By Sahar Chmais
In a rare occurrence, Hays County Commissioners were in sync on a decision opposing the language of a bill that would affect groundwater conservation rules in Hays County.
Constituents have sent letters to County Judge Ruben Becerra and commissioners Lon Shell, Walt Smith and Debbie Ingalsbe opposing HB 4618, according to the commissioners. This bill was created to improve the Hays Trinity Groundwater Conservation District’s (HTGCD) ability to measure water usage, protect water quality, clarify the definition of a Connection Fee and give the district authorization to shift the district’s funding from a growth or development-based connection fee system to a production rate system.
Although commissioners were in favor of a bill that would support the conservation of water earlier this year, Smith said that “the devil is in the details” in regards to the wording of the bill.
HB 4618 would give districts the ability to require permitting, metering and production fees on residential wells that were established after Sept. 1, 2001, under chapter 36 of the Texas Water Code. District 45 St. Rep. Erin Zwiener issued an apology on social media stating that her office is aware of a drafting error in the bill in regards to the well establishment date.
“Neither I nor the HTGCD board have any intention of requiring permitting, metering, or production fees on residential wells that are already operational,” Zwiener’s statement read. “We also do not have any intention of requiring permitting or production fees for agricultural wells. The drafting error is the use of the date of September 1, 2001 instead of September 1, 2021. We will be releasing a committee substitute that corrects the error before the hearing.”
Smith sent Zwiener a letter on April 12, stating two main issues that will negatively affect residents.
One issue was with the timetable, as to not penalize residents who have lived in Hays County before Sept. 1, 2021.
“New development and additional wells are coming to Northwestern Hays County,” Smith wrote, “and possibly penalizing those who are already here and operating under the rules which were in place when they put in their infrastructure would seem arbitrary at best.”

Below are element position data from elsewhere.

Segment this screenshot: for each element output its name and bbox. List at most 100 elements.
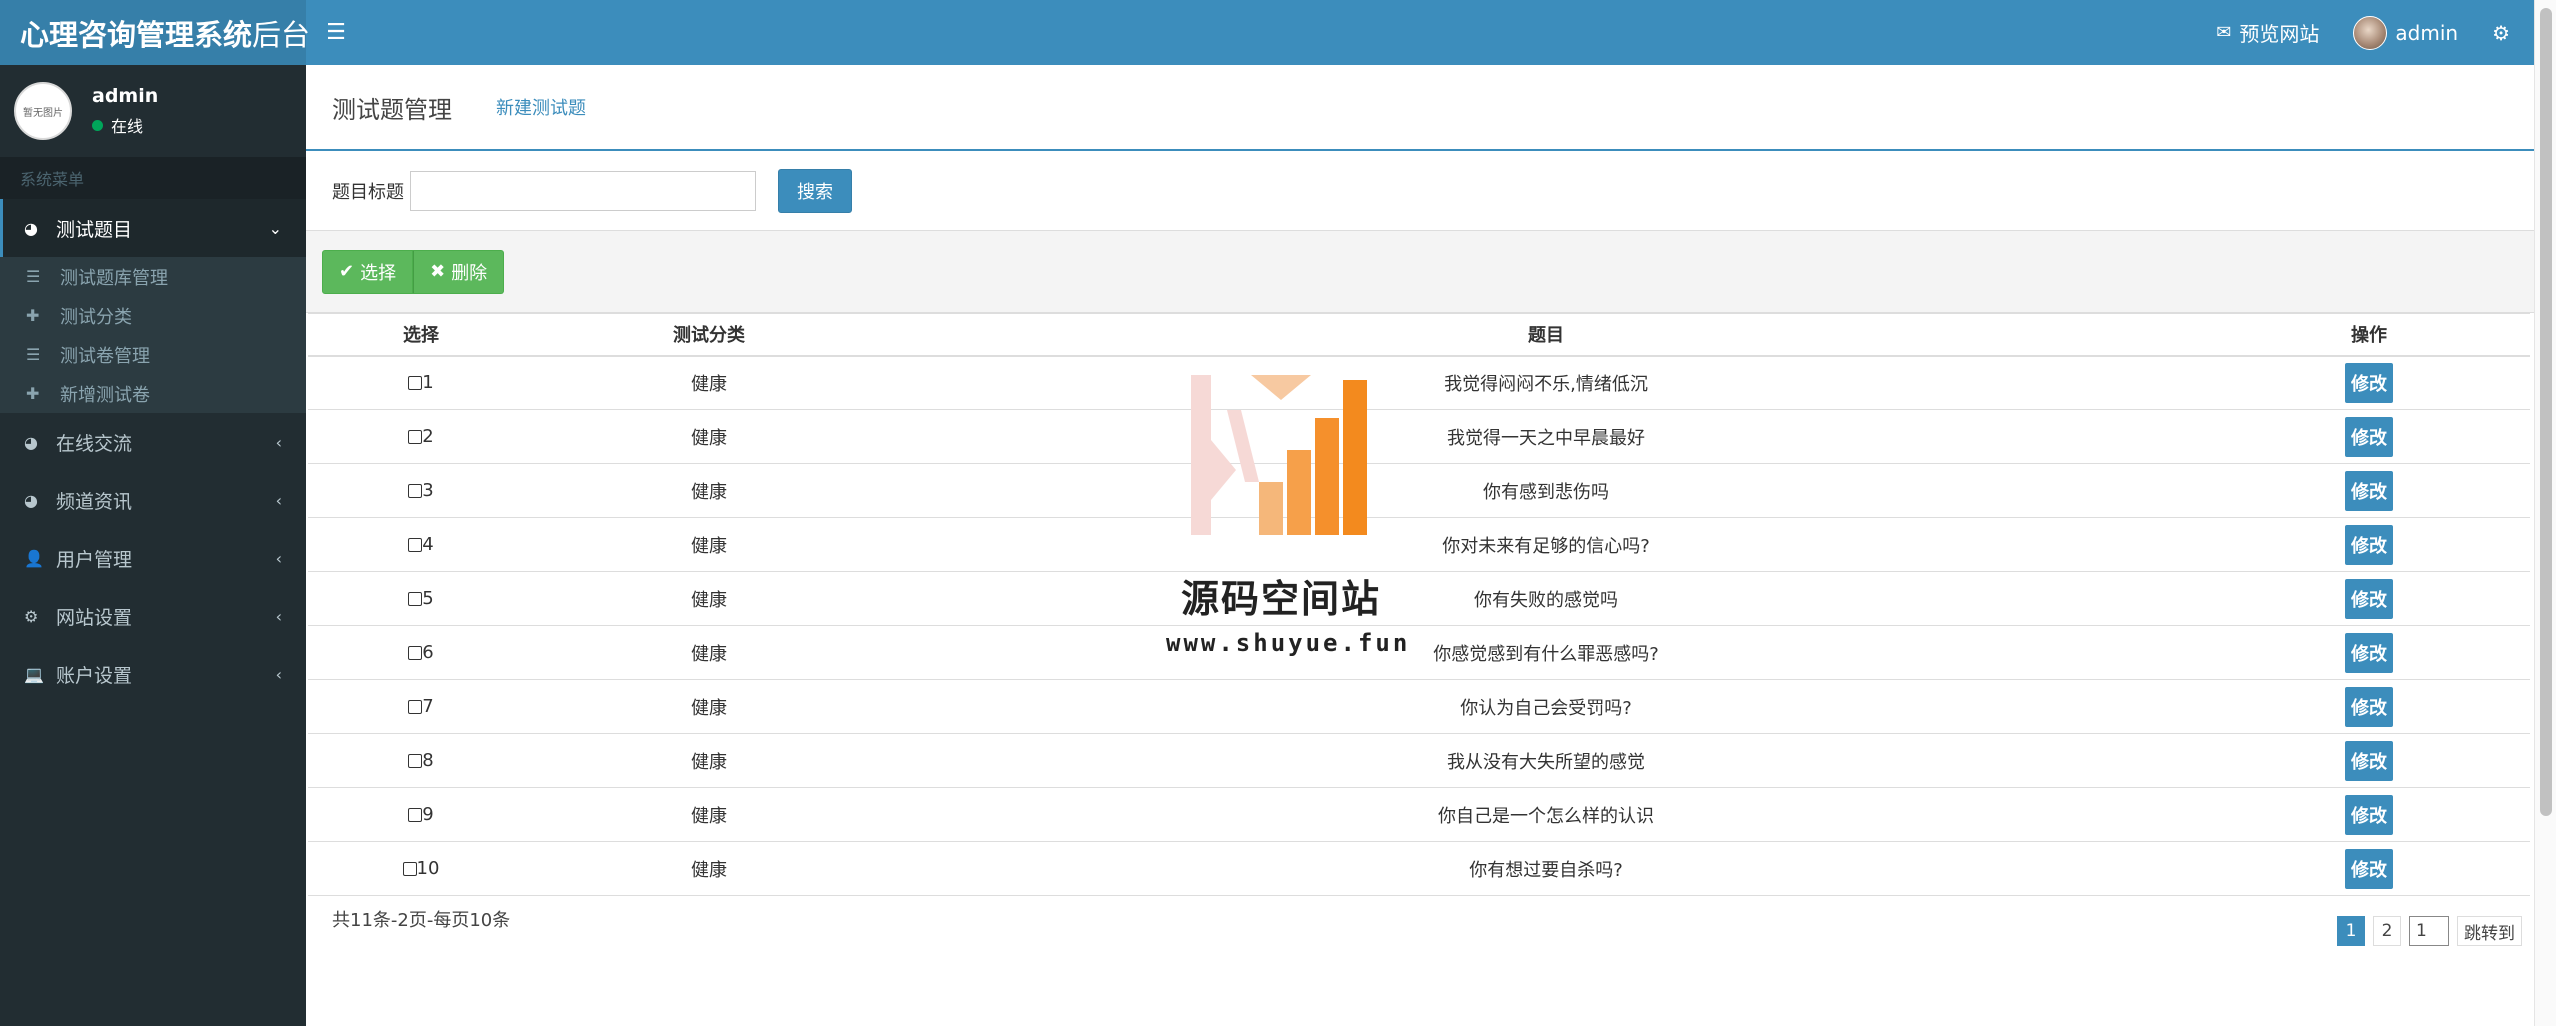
row-select-cell: 5 <box>308 571 534 626</box>
user-icon: 👤 <box>24 548 44 568</box>
pie-chart-icon: ◕ <box>24 490 38 510</box>
column-header-title: 题目 <box>884 313 2208 357</box>
row-actions: 修改 <box>2208 409 2530 464</box>
row-category: 健康 <box>534 463 884 518</box>
page-scrollbar[interactable] <box>2534 0 2556 1026</box>
edit-button[interactable]: 修改 <box>2345 470 2393 511</box>
row-title: 我从没有大失所望的感觉 <box>884 733 2208 788</box>
sidebar-subitem-paper-manage[interactable]: ☰ 测试卷管理 <box>0 335 306 374</box>
edit-button[interactable]: 修改 <box>2345 524 2393 565</box>
row-category: 健康 <box>534 355 884 410</box>
app-title-suffix: 后台 <box>252 17 311 52</box>
sidebar-toggle-button[interactable]: ☰ <box>306 0 366 65</box>
sidebar-subitem-question-bank[interactable]: ☰ 测试题库管理 <box>0 257 306 296</box>
plus-icon: ✚ <box>26 384 40 403</box>
row-title: 你自己是一个怎么样的认识 <box>884 787 2208 842</box>
row-checkbox[interactable] <box>402 862 417 876</box>
avatar <box>2353 15 2388 50</box>
row-category: 健康 <box>534 625 884 680</box>
page-jump-button[interactable]: 跳转到 <box>2457 916 2522 946</box>
row-title: 你有失败的感觉吗 <box>884 571 2208 626</box>
row-checkbox[interactable] <box>408 592 423 606</box>
settings-button[interactable]: ⚙ <box>2492 21 2510 45</box>
gears-icon: ⚙ <box>2492 20 2510 45</box>
sidebar-item-users[interactable]: 👤 用户管理 ‹ <box>0 529 306 587</box>
delete-button-label: 删除 <box>451 262 488 284</box>
page-button-1[interactable]: 1 <box>2337 916 2365 946</box>
table-row: 10 健康 你有想过要自杀吗? 修改 <box>308 841 2530 896</box>
list-icon: ☰ <box>26 267 41 286</box>
user-avatar: 暂无图片 <box>14 82 72 140</box>
row-actions: 修改 <box>2208 463 2530 518</box>
row-category: 健康 <box>534 679 884 734</box>
plus-icon: ✚ <box>26 306 40 325</box>
sidebar-subitem-new-paper[interactable]: ✚ 新增测试卷 <box>0 374 306 413</box>
select-button-label: 选择 <box>360 262 397 284</box>
row-checkbox[interactable] <box>408 538 423 552</box>
row-category: 健康 <box>534 787 884 842</box>
delete-button[interactable]: ✖ 删除 <box>413 249 505 294</box>
table-row: 4 健康 你对未来有足够的信心吗? 修改 <box>308 517 2530 572</box>
user-status-label: 在线 <box>111 117 144 136</box>
column-header-category: 测试分类 <box>534 313 884 357</box>
edit-button[interactable]: 修改 <box>2345 794 2393 835</box>
sidebar-subitem-test-category[interactable]: ✚ 测试分类 <box>0 296 306 335</box>
sidebar-item-label: 在线交流 <box>56 432 133 455</box>
page-jump-input[interactable]: 1 <box>2409 916 2449 946</box>
sidebar-submenu: ☰ 测试题库管理 ✚ 测试分类 ☰ 测试卷管理 ✚ 新增测试卷 <box>0 257 306 413</box>
row-checkbox[interactable] <box>408 430 423 444</box>
table-toolbar: ✔ 选择 ✖ 删除 <box>306 231 2534 313</box>
row-title: 我觉得一天之中早晨最好 <box>884 409 2208 464</box>
search-input[interactable] <box>410 170 756 211</box>
row-checkbox[interactable] <box>408 808 423 822</box>
sidebar-item-tests[interactable]: ◕ 测试题目 ⌄ <box>0 199 306 257</box>
row-checkbox[interactable] <box>408 376 423 391</box>
row-title: 你对未来有足够的信心吗? <box>884 517 2208 572</box>
row-title: 你有想过要自杀吗? <box>884 841 2208 896</box>
main-content: 测试题管理 新建测试题 题目标题 搜索 ✔ 选择 ✖ 删除 选择 测试分类 题目… <box>306 65 2534 1026</box>
page-button-2[interactable]: 2 <box>2373 916 2401 946</box>
row-select-cell: 1 <box>308 355 534 410</box>
app-logo[interactable]: 心理咨询管理系统 后台 <box>0 0 310 65</box>
row-checkbox[interactable] <box>408 484 423 498</box>
table-row: 6 健康 你感觉感到有什么罪恶感吗? 修改 <box>308 625 2530 680</box>
top-navbar: 心理咨询管理系统 后台 ☰ ✉ 预览网站 admin ⚙ <box>0 0 2534 65</box>
preview-site-link[interactable]: ✉ 预览网站 <box>2216 18 2319 47</box>
sidebar-item-channel-news[interactable]: ◕ 频道资讯 ‹ <box>0 471 306 529</box>
row-category: 健康 <box>534 733 884 788</box>
edit-button[interactable]: 修改 <box>2345 740 2393 781</box>
search-button[interactable]: 搜索 <box>778 168 852 213</box>
row-checkbox[interactable] <box>408 754 423 768</box>
sidebar: 暂无图片 admin 在线 系统菜单 ◕ 测试题目 ⌄ ☰ 测试题库管理 ✚ 测… <box>0 65 306 1026</box>
sidebar-subitem-label: 测试题库管理 <box>60 267 168 289</box>
sidebar-item-label: 测试题目 <box>56 218 133 241</box>
sidebar-item-site-settings[interactable]: ⚙ 网站设置 ‹ <box>0 587 306 645</box>
scrollbar-thumb[interactable] <box>2540 8 2552 816</box>
sidebar-item-online-chat[interactable]: ◕ 在线交流 ‹ <box>0 413 306 471</box>
edit-button[interactable]: 修改 <box>2345 686 2393 727</box>
user-menu-name: admin <box>2395 20 2459 45</box>
edit-button[interactable]: 修改 <box>2345 848 2393 889</box>
user-menu[interactable]: admin <box>2353 15 2459 50</box>
edit-button[interactable]: 修改 <box>2345 362 2393 403</box>
sidebar-item-label: 账户设置 <box>56 664 133 687</box>
row-actions: 修改 <box>2208 841 2530 896</box>
pie-chart-icon: ◕ <box>24 432 38 452</box>
new-question-link[interactable]: 新建测试题 <box>496 94 586 120</box>
edit-button[interactable]: 修改 <box>2345 578 2393 619</box>
row-checkbox[interactable] <box>408 700 423 714</box>
row-id: 5 <box>422 588 434 609</box>
sidebar-subitem-label: 测试卷管理 <box>60 345 150 367</box>
column-header-actions: 操作 <box>2208 313 2530 357</box>
pagination: 1 2 1 跳转到 <box>2337 916 2522 946</box>
row-id: 3 <box>422 480 434 501</box>
user-name: admin <box>92 85 159 107</box>
select-all-button[interactable]: ✔ 选择 <box>322 249 414 294</box>
edit-button[interactable]: 修改 <box>2345 416 2393 457</box>
row-actions: 修改 <box>2208 517 2530 572</box>
row-checkbox[interactable] <box>408 646 423 660</box>
table-header-row: 选择 测试分类 题目 操作 <box>308 313 2530 357</box>
row-id: 6 <box>422 642 434 663</box>
edit-button[interactable]: 修改 <box>2345 632 2393 673</box>
sidebar-item-account-settings[interactable]: 💻 账户设置 ‹ <box>0 645 306 703</box>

Hays County is one of the fastest-growing counties in the country and water in Central Texas is a precious resource. Preserving water rights and availability for residents in the dramatically increasing population was one of the main intentions, Smith explained.
Besides the penalization of residential wells, Smith took issue with another section of the bill which would also affect agricultural water use by mandating metering agricultural wells.
“I believe that as private property owners in Texas, we have a duty to preserve our resources,” his letter read, “and no one is better at that stewardship than the farmers and ranchers who earn their living from the land on a daily basis.”
While Smith said he is in support of incentivized programs funding the metering of wells for producers to assist them in establishing their historical usage, a mandate would be problematic.
A bigger issue the county faces is the thousands of homes coming to the area, which have a greater impact on the aquifer than the establishment of certain agricultural uses, Smith explained.
Commissioners unanimously voted to oppose HB 4618 as it is currently written, for that is in the best interest of Hays County residents, stated the resolution.